Restoring complete large mammal assemblages to areas where they’ve been lost due to habitat destruction or overhunting adds a critical missing dimension to area-based conservation targets being considered under the Convention on Biological Diversity’s Post-2020 Biodiversity Framework, according to the study.

Such goals as the 30 by 30 initiative, whereby countries have pledged to protect 30% of their land area by 2030, should include directives for species reintroduction, according to rewilding advocates. Experts are also calling on wildlife recovery to be incorporated into the U.N.’s Decade on Ecosystem Restoration 2021-2030 to ensure full ecosystem integrity conservation worldwide.

“We can set aside habitat, but if we’re doing it in places where the wildlife has been depleted or defaunated … we’re just setting aside scenery,” study co-author Eric Dinerstein, director of the biodiversity and wildlife program at RESOLVE, told Mongabay. He said restoration efforts must be “ecologically based” and involve not just planting the native trees that used to be there, but also returning the animals that have gone extinct. “We have to really focus on bringing back those key elements of the ecosystem: the landscape engineers like rhinos and elephants, and the top predators: the tigers, lions, jaguars, polar bears, grizzly bears,” he said.

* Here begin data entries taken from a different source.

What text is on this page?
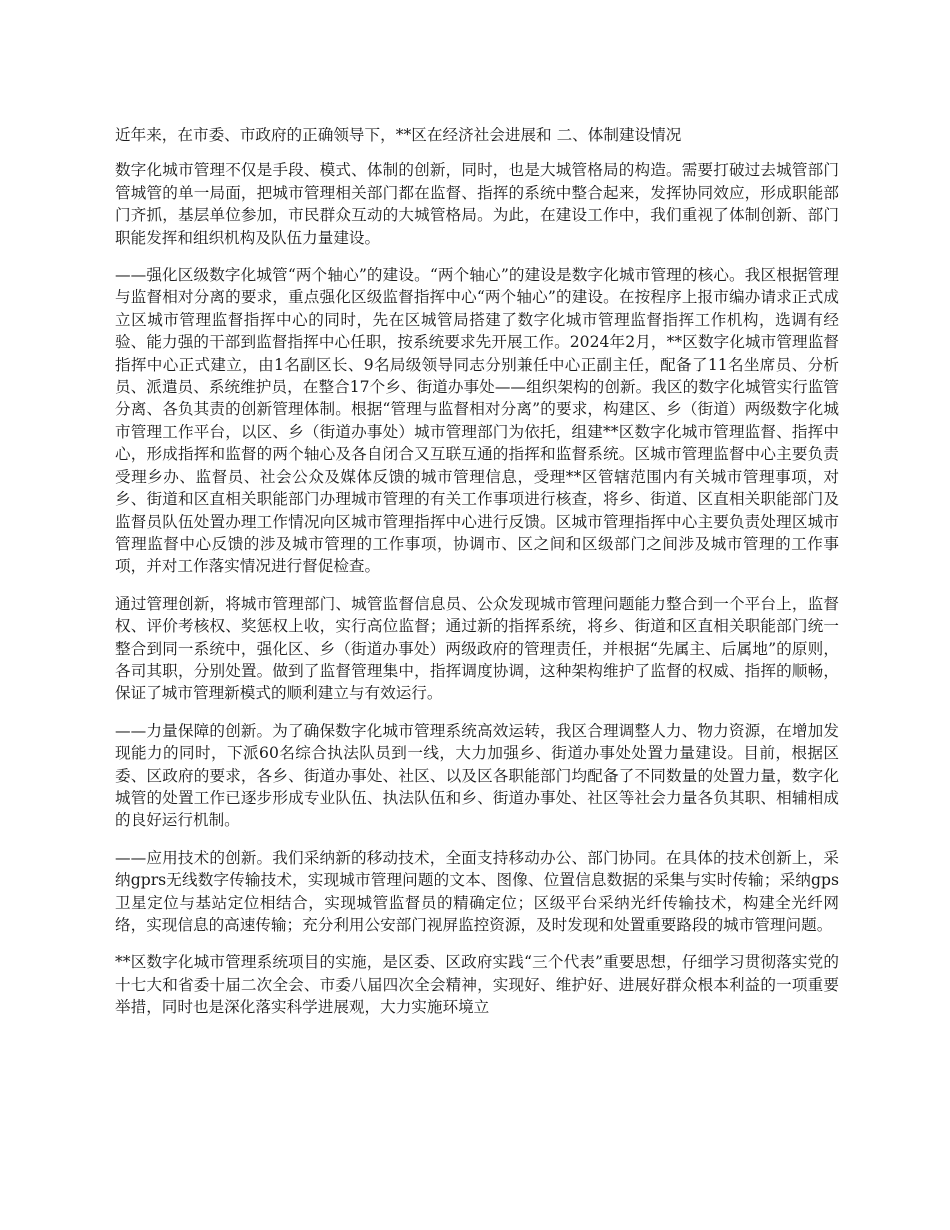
近年来，在市委、市政府的正确领导下，**区在经济社会进展和 二、体制建设情况

数字化城市管理不仅是手段、模式、体制的创新，同时，也是大城管格局的构造。需要打破过去城管部门管城管的单一局面，把城市管理相关部门都在监督、指挥的系统中整合起来，发挥协同效应，形成职能部门齐抓，基层单位参加，市民群众互动的大城管格局。为此，在建设工作中，我们重视了体制创新、部门职能发挥和组织机构及队伍力量建设。

——强化区级数字化城管“两个轴心”的建设。“两个轴心”的建设是数字化城市管理的核心。我区根据管理与监督相对分离的要求，重点强化区级监督指挥中心“两个轴心”的建设。在按程序上报市编办请求正式成立区城市管理监督指挥中心的同时，先在区城管局搭建了数字化城市管理监督指挥工作机构，选调有经验、能力强的干部到监督指挥中心任职，按系统要求先开展工作。2024年2月，**区数字化城市管理监督指挥中心正式建立，由1名副区长、9名局级领导同志分别兼任中心正副主任，配备了11名坐席员、分析员、派遣员、系统维护员，在整合17个乡、街道办事处——组织架构的创新。我区的数字化城管实行监管分离、各负其责的创新管理体制。根据“管理与监督相对分离”的要求，构建区、乡（街道）两级数字化城市管理工作平台，以区、乡（街道办事处）城市管理部门为依托，组建**区数字化城市管理监督、指挥中心，形成指挥和监督的两个轴心及各自闭合又互联互通的指挥和监督系统。区城市管理监督中心主要负责受理乡办、监督员、社会公众及媒体反馈的城市管理信息，受理**区管辖范围内有关城市管理事项，对乡、街道和区直相关职能部门办理城市管理的有关工作事项进行核查，将乡、街道、区直相关职能部门及监督员队伍处置办理工作情况向区城市管理指挥中心进行反馈。区城市管理指挥中心主要负责处理区城市管理监督中心反馈的涉及城市管理的工作事项，协调市、区之间和区级部门之间涉及城市管理的工作事项，并对工作落实情况进行督促检查。

通过管理创新，将城市管理部门、城管监督信息员、公众发现城市管理问题能力整合到一个平台上，监督权、评价考核权、奖惩权上收，实行高位监督；通过新的指挥系统，将乡、街道和区直相关职能部门统一整合到同一系统中，强化区、乡（街道办事处）两级政府的管理责任，并根据“先属主、后属地”的原则，各司其职，分别处置。做到了监督管理集中，指挥调度协调，这种架构维护了监督的权威、指挥的顺畅，保证了城市管理新模式的顺利建立与有效运行。

——力量保障的创新。为了确保数字化城市管理系统高效运转，我区合理调整人力、物力资源，在增加发现能力的同时，下派60名综合执法队员到一线，大力加强乡、街道办事处处置力量建设。目前，根据区委、区政府的要求，各乡、街道办事处、社区、以及区各职能部门均配备了不同数量的处置力量，数字化城管的处置工作已逐步形成专业队伍、执法队伍和乡、街道办事处、社区等社会力量各负其职、相辅相成的良好运行机制。

——应用技术的创新。我们采纳新的移动技术，全面支持移动办公、部门协同。在具体的技术创新上，采纳gprs无线数字传输技术，实现城市管理问题的文本、图像、位置信息数据的采集与实时传输；采纳gps卫星定位与基站定位相结合，实现城管监督员的精确定位；区级平台采纳光纤传输技术，构建全光纤网络，实现信息的高速传输；充分利用公安部门视屏监控资源，及时发现和处置重要路段的城市管理问题。

**区数字化城市管理系统项目的实施，是区委、区政府实践“三个代表”重要思想，仔细学习贯彻落实党的十七大和省委十届二次全会、市委八届四次全会精神，实现好、维护好、进展好群众根本利益的一项重要举措，同时也是深化落实科学进展观，大力实施环境立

Priority species and areas for conservation

For their study, the research team first set out to establish where intact large mammal assemblages can still be found on Earth. They compared present distribution data for 298 species with estimates of where the animals lived in the year 1500, finding that just 15% of the world’s land area still supports complete assemblages.

Most of these areas are safeguarded by virtue of their inaccessibility or through direct protection and conservation. For instance, intact assemblages were found in remote boreal regions, in landscapes stewarded by Indigenous communities in the Amazon and eastern Africa, and also in parts of Asia, Europe and the western U.S. where intensive conservation measures have proven effective.

“We should consider what’s going right in those places, and look to cases where restoration has happened and it’s been successful,” Vynne said.

Next, the researchers calculated that restoring just 20 of the 298 large mammal species to their historic ranges would boost coverage of complete large mammal assemblages from 15% of Earth’s land area to 23% — a range increase of more than 11 million square kilometers (4 million square miles). Nine of the species are globally threatened; seven are predators, including jaguars, wolverines and pumas; and 13 are herbivores, such as Pampas deer, hippos and gazelles.

Finally, they looked at where large mammals could be feasibly restored within the next five to 10 years by examining ecoregions missing just one to three of their historic large mammal species. From these areas, they pinpointed 30 high-priority ecoregions where recovery efforts are underway or where sufficient habitat remains to accelerate rewilding over the next decade. A total of 16 of these priority regions require only one species to complete their large mammal assemblages.